Em Paris, o diagnóstico é de que Brasil e França possuem uma agenda comum, que se apoia na ideia de negociações no âmbito político para a resolução de conflitos, mas têm análises distintas sobre a situação.
Diferenças de visões também estão presentes quando se trata da outra grande crise de segurança da atualidade. Ambos os países defendem que a solução para a guerra na Faixa de Gaza passa pela criação de um Estado da Palestina, mas divergem quanto ao uso de algumas terminologias, como a da palavra “genocídio” para descrever o cenário na região.
Durante a visita de Macron, o plano é direcionar a discussão para pontos consensuais entre os dois governos tanto no tema da Ucrânia como no de Gaza.
As situações no Haiti e na Venezuela também devem ser colocadas na mesa durante o encontro bilateral.
A agenda de Macron no Brasil
Terça-feira (26)
Reunião com Lula em barco navegando em rio de Belém; encontro com líder comunitária e lideranças indígenas na Ilha do Combu (PA)
Quarta-feira (27)
Inauguração de submarino em Itaguaí (RJ); participação em fórum econômico da Fiesp; inauguração do Instituto Pasteur, na USP; jantar seguido de caminhada noturna na avenida Paulista
Quinta-feira (28)
Reunião e assinatura de atos no Palácio do Planalto; almoço no Palácio do Itamaraty; recepção no Congresso Nacional
Os dois presidentes pretendem ainda trocar experiências sobre práticas de combate à desinformação e à disseminação de notícias falsas. Macron deve relatar a Lula as regulamentações adotadas na Europa para aumentar a responsabilidade das plataformas e redes sociais no ambiente digital.
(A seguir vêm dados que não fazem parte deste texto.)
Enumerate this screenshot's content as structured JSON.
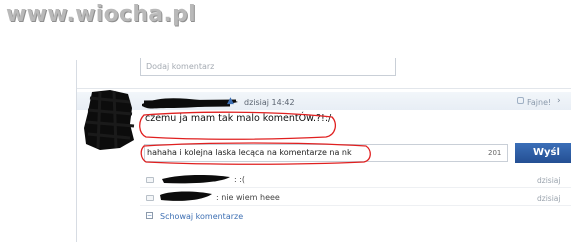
{
  "watermark": "www.wiocha.pl",
  "top_comment_input": {
    "placeholder": "Dodaj komentarz"
  },
  "post": {
    "time": "dzisiaj 14:42",
    "like_label": "Fajne!",
    "text": "czemu ja mam tak malo komentÓw.?!:/"
  },
  "reply": {
    "value": "hahaha i kolejna laska lecąca na komentarze na nk",
    "char_count": "201",
    "send_label": "Wyśl"
  },
  "comments": [
    {
      "text": ": :(",
      "date": "dzisiaj"
    },
    {
      "text": ": nie wiem heee",
      "date": "dzisiaj"
    }
  ],
  "collapse_label": "Schowaj komentarze",
  "colors": {
    "accent": "#3d6fb3",
    "annotation_red": "#e02020",
    "scribble": "#0a0a0a"
  },
  "icons": {
    "like": "thumbs-up-icon",
    "comment": "comment-bubble-icon",
    "collapse": "collapse-icon"
  }
}
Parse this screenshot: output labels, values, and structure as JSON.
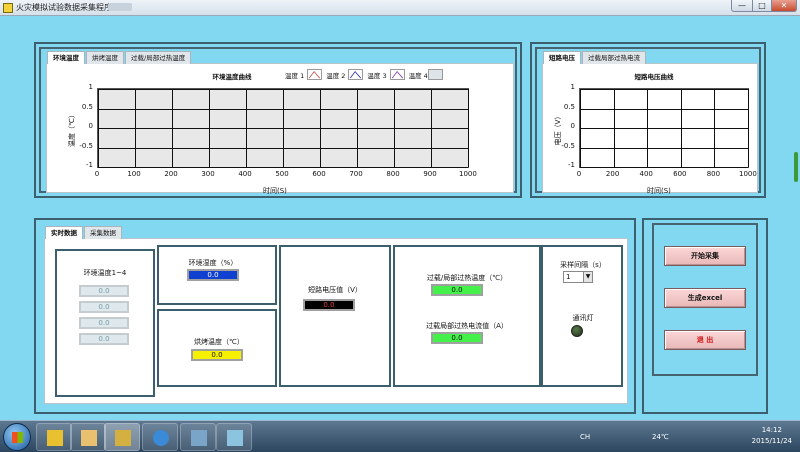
{
  "window": {
    "title": "火灾模拟试验数据采集程序.vi",
    "min": "—",
    "max": "□",
    "close": "✕"
  },
  "left_chart": {
    "tabs": [
      "环境温度",
      "烘烤温度",
      "过载/局部过热温度"
    ],
    "title": "环境温度曲线",
    "xlabel": "时间(S)",
    "ylabel": "温度（℃）",
    "legend": [
      "温度 1",
      "温度 2",
      "温度 3",
      "温度 4"
    ],
    "legend_colors": [
      "#c05050",
      "#3030b0",
      "#8040a0",
      "#999999"
    ],
    "xticks": [
      "0",
      "100",
      "200",
      "300",
      "400",
      "500",
      "600",
      "700",
      "800",
      "900",
      "1000"
    ],
    "yticks": [
      "1",
      "0.5",
      "0",
      "-0.5",
      "-1"
    ]
  },
  "right_chart": {
    "tabs": [
      "短路电压",
      "过载局部过热电流"
    ],
    "title": "短路电压曲线",
    "xlabel": "时间(S)",
    "ylabel": "电压（V）",
    "xticks": [
      "0",
      "200",
      "400",
      "600",
      "800",
      "1000"
    ],
    "yticks": [
      "1",
      "0.5",
      "0",
      "-0.5",
      "-1"
    ]
  },
  "chart_data": [
    {
      "type": "line",
      "title": "环境温度曲线",
      "xlabel": "时间(S)",
      "ylabel": "温度（℃）",
      "xlim": [
        0,
        1000
      ],
      "ylim": [
        -1,
        1
      ],
      "grid": true,
      "legend": "top-right",
      "series": []
    },
    {
      "type": "line",
      "title": "短路电压曲线",
      "xlabel": "时间(S)",
      "ylabel": "电压（V）",
      "xlim": [
        0,
        1000
      ],
      "ylim": [
        -1,
        1
      ],
      "grid": true,
      "series": []
    }
  ],
  "data_panel": {
    "tabs": [
      "实时数据",
      "采集数据"
    ],
    "env_temp_label": "环境温度1~4",
    "env_temp_values": [
      "0.0",
      "0.0",
      "0.0",
      "0.0"
    ],
    "humidity_label": "环境湿度（%）",
    "humidity_value": "0.0",
    "bake_label": "烘烤温度（℃）",
    "bake_value": "0.0",
    "short_label": "短路电压值（V）",
    "short_value": "0.0",
    "overload_temp_label": "过载/局部过热温度（℃）",
    "overload_temp_value": "0.0",
    "overload_current_label": "过载局部过热电流值（A）",
    "overload_current_value": "0.0",
    "sample_label": "采样间隔（s）",
    "sample_value": "1",
    "comm_label": "通讯灯"
  },
  "buttons": {
    "start": "开始采集",
    "excel": "生成excel",
    "exit": "退    出"
  },
  "taskbar": {
    "lang": "CH",
    "temp": "24℃",
    "time": "14:12",
    "date": "2015/11/24"
  }
}
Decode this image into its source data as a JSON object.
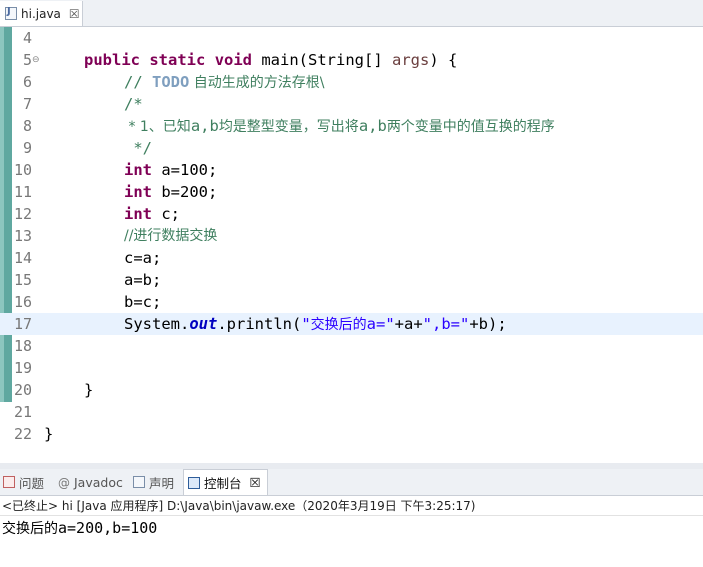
{
  "editor_tab": {
    "filename": "hi.java",
    "close": "☒"
  },
  "lines": {
    "n4": "4",
    "n5": "5",
    "n6": "6",
    "n7": "7",
    "n8": "8",
    "n9": "9",
    "n10": "10",
    "n11": "11",
    "n12": "12",
    "n13": "13",
    "n14": "14",
    "n15": "15",
    "n16": "16",
    "n17": "17",
    "n18": "18",
    "n19": "19",
    "n20": "20",
    "n21": "21",
    "n22": "22"
  },
  "code": {
    "l5_public": "public",
    "l5_static": "static",
    "l5_void": "void",
    "l5_main": " main(String[] ",
    "l5_args": "args",
    "l5_end": ") {",
    "l6_slashes": "// ",
    "l6_todo": "TODO",
    "l6_text": " 自动生成的方法存根\\",
    "l7": "/*",
    "l8_star": " * 1、已知",
    "l8_a": "a,b",
    "l8_mid": "均是整型变量，写出将",
    "l8_ab": "a,b",
    "l8_end": "两个变量中的值互换的程序",
    "l9": " */",
    "l10_kw": "int",
    "l10_rest": " a=100;",
    "l11_kw": "int",
    "l11_rest": " b=200;",
    "l12_kw": "int",
    "l12_rest": " c;",
    "l13": "//进行数据交换",
    "l14": "c=a;",
    "l15": "a=b;",
    "l16": "b=c;",
    "l17_sys": "System.",
    "l17_out": "out",
    "l17_println": ".println(",
    "l17_s1a": "\"",
    "l17_s1cn": "交换后的",
    "l17_s1b": "a=\"",
    "l17_plusa": "+a+",
    "l17_s2": "\",b=\"",
    "l17_end": "+b);",
    "l20": "}",
    "l22": "}"
  },
  "view_tabs": {
    "problems": "问题",
    "javadoc": "Javadoc",
    "declaration": "声明",
    "console": "控制台",
    "console_close": "☒"
  },
  "console": {
    "status": "<已终止> hi [Java 应用程序] D:\\Java\\bin\\javaw.exe（2020年3月19日 下午3:25:17)",
    "output_cn": "交换后的",
    "output_rest": "a=200,b=100"
  }
}
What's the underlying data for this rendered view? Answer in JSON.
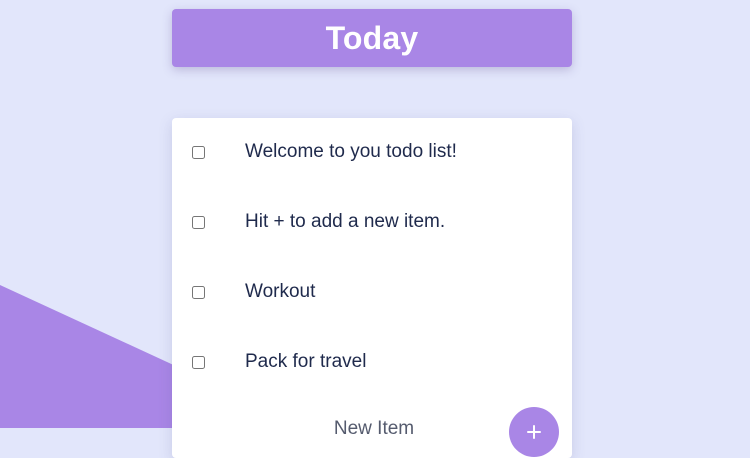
{
  "header": {
    "title": "Today"
  },
  "todos": [
    {
      "label": "Welcome to you todo list!",
      "checked": false
    },
    {
      "label": "Hit + to add a new item.",
      "checked": false
    },
    {
      "label": "Workout",
      "checked": false
    },
    {
      "label": "Pack for travel",
      "checked": false
    }
  ],
  "new_item": {
    "placeholder": "New Item",
    "value": ""
  },
  "add_button": {
    "icon": "plus-icon"
  },
  "colors": {
    "background": "#E2E6FB",
    "accent": "#A986E6",
    "text": "#1F2A4C",
    "card": "#FFFFFF"
  }
}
É o caso, por exemplo, da DSA (Lei de Serviços Digitais, na sigla em inglês), que busca blindar os utilizadores de conteúdo prejudicial (como a desinformação política) e ilegal.
Se diplomatas dos dois lados veem espaço para entendimentos no âmbito político, nas esferas comercial e ambiental a conversa de Macron e Lula pode evidenciar mais diferenças do que as convergências.
A expectativa é de que não haja avanços nas negociações sobre o acordo União Europeia-Mercosul, uma vez que a França é hoje a maior força de resistência ao tratado.
Já no campo ambiental, apesar do simbolismo dos compromissos em Belém, os franceses frustraram as autoridades brasileiras ao sinalizar que não pretendem anunciar, durante a visita de Macron, doação para o Fundo Amazônia —o principal mecanismo de financiamento de ações de preservação no bioma.